The presence of HI antibody titer in the sera samples from the non-vaccinated flocks is also an indication of infection of these flocks with H₉N₂ subtype of AIV, which might be circulating in the flocks and caused recurrent infections. High GMT against H₉N₂ in the non-vaccinated flocks throughout Punjab (Pakistan) is suggestive of wide spread of this infection. Rasool et al. [16] also studied commercial and desi layer breeds for low pathogenic avian influenza infection and found that the AIV, H₉N₂ isolate produced variable pathogenicity in Desi and commercial layer breeds. Although H₇ and H₅ viruses were isolated from poultry in Pakistan in past [5] but, these viruses could not be isolated during this study.

This study further indicated that developing chicken embryos were good source for isolation of the virus from the morbid tissues. Same has been reported by Muneer et al. [17,18] and Rasool et al. [16]. The circulation of H₉N₂ and other viruses in poultry flocks indicates poor or no practice of proper biosecurity measures adopted by the farmers at the flock levels. Presence of H₉ virus antibodies in the non-vaccinated flocks also provides the need for controlling the AI through strict biosecurity measures and awareness of the farmers on controlling this disease.
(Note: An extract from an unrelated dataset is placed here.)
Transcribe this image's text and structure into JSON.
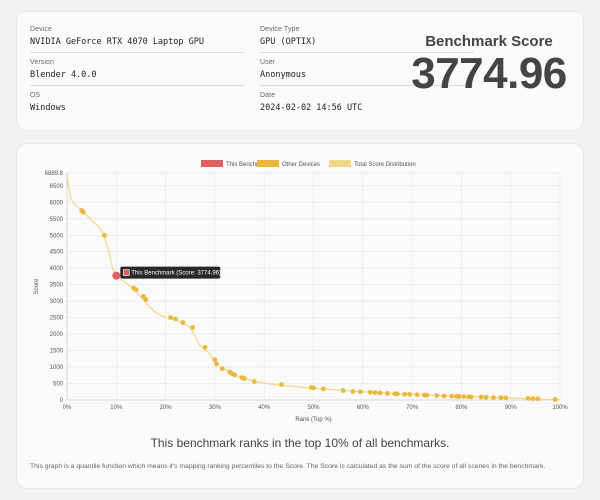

From this study it can be concluded that presently only one type of AI H₉N₂ type is present in poultry in Punjab (Pakistan). The authors feel that surveillance work be continued in future and good collaboration is required between Livestock Departments of all the provinces and special areas for generating national data and rapid responses to any AI outbreaks. The measures like vaccination and biosecurity must remain in practice in order to avoid any future outbreaks of low or high path avian influenza.